Andy Rubin is best known as the co-creator of Android, but more recently he has been heading up his own company that is aiming to release a smartphone of their own. After several hints, rumors and teasers - full details finally were announced recently with the phone being known as the Essential Phone.
Based on the images that have been released thus far, the Essential Phone will have a near bezel-less display, in line with the current aesthetic for smartphones. Its 5.71 inch display is almost edge-to-edge on all sides save for the bottom, and on the top end it even wraps around the front-facing camera.
The display itself is pegged at a resolution of 2560x1312 and a 19:10 aspect ratio, and beneath it there is a Qualcomm Snapdragon 835 processor, 4 GB RAM, 128 GB internal storage and a 3,040 mAh battery. The previously mentioned front-facing camera clocks in at 8 MP and is capable of recording 4K video, while the rear camera is a dual setup with a 13 MP main sensor and a secondary monochrome sensor.
All these specs will be housed in a handset made from titanium and ceramic, and will run a version of Android Nougat that is 'close to stock'. All in all it has the makings of a solid phone for the announced price of $699 - but what makes it stand out is its design for modular accessories.
At the back of the Essential Phone are two magnetic connectors that will be used to link it to modular accessories. For now only one (aside from the charger) has been announced - a 360 degree camera that is optional in pre-orders for an additional $50.
Up to this point 360-degree cameras for smartphones have been few and far between. A number of accessories (and proposed accessories) have emerged recently for 'clip on' 360-degree cameras, but the Essential Phone's modular approach seems to hold more promise.

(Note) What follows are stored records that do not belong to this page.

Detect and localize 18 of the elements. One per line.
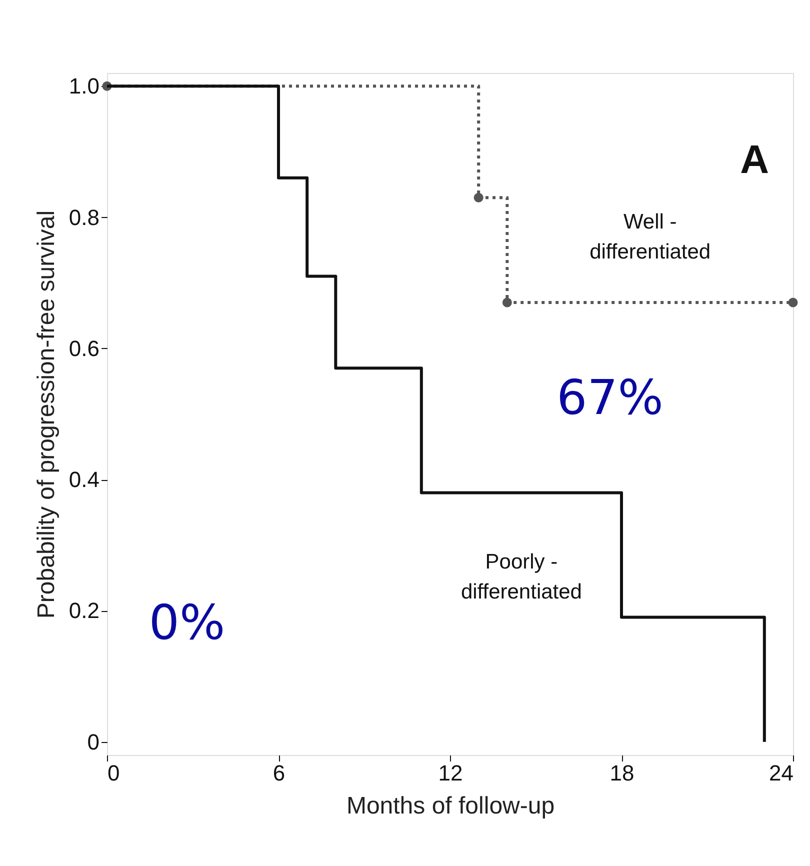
x-axis-title: Months of follow-up: [346, 792, 555, 820]
series-label: Well - differentiated: [590, 210, 711, 264]
y-tick-label: 0: [87, 729, 100, 754]
x-tick-label: 12: [438, 760, 463, 786]
y-axis-title: Probability of progression-free survival: [32, 210, 60, 619]
y-tick-label: 0.2: [68, 598, 100, 624]
annotation: 67%: [556, 370, 664, 426]
x-tick-label: 24: [769, 760, 794, 786]
annotation: 0%: [148, 595, 226, 651]
y-tick-label: 0.6: [68, 336, 100, 361]
series-label: Poorly - differentiated: [460, 550, 582, 604]
x-tick-label: 0: [108, 760, 120, 786]
x-tick-label: 6: [272, 760, 286, 786]
annotation: A: [740, 138, 769, 182]
y-tick-label: 0.8: [68, 204, 100, 230]
y-tick-label: 1.0: [68, 74, 100, 99]
y-tick-label: 0.4: [68, 467, 100, 492]
x-tick-label: 18: [610, 760, 634, 786]
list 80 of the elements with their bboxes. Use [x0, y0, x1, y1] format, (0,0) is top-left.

Just like any other modular accessories, the 360-degree camera on the Essential Phone will dock on the magnetic connectors and take advantage of wireless data transfer to communicate with the phone. That is part of the Essential Phone's overall vision, as Andy Rubin has expressed the desire to do away with connectors (though it should be noted that there will still be a USB-C connector on the phone).
For anyone interested in having the capabilities of a 360-degree video recorder on their smartphone, that makes the Essential Phone an attractive prospect. Add to that the possibility of other useful modular accessories being released in the future, and its functionality could extend even further.
As of now the first Essential Phones are expected to be shipped out to consumers sometime in late June. When they do the first 360-degree cameras will be packaged with them. Assuming all goes well and the Essential Phone lives up to expectations, odds are more modular accessories will be on the horizon and that could tap into the full potential of the phone.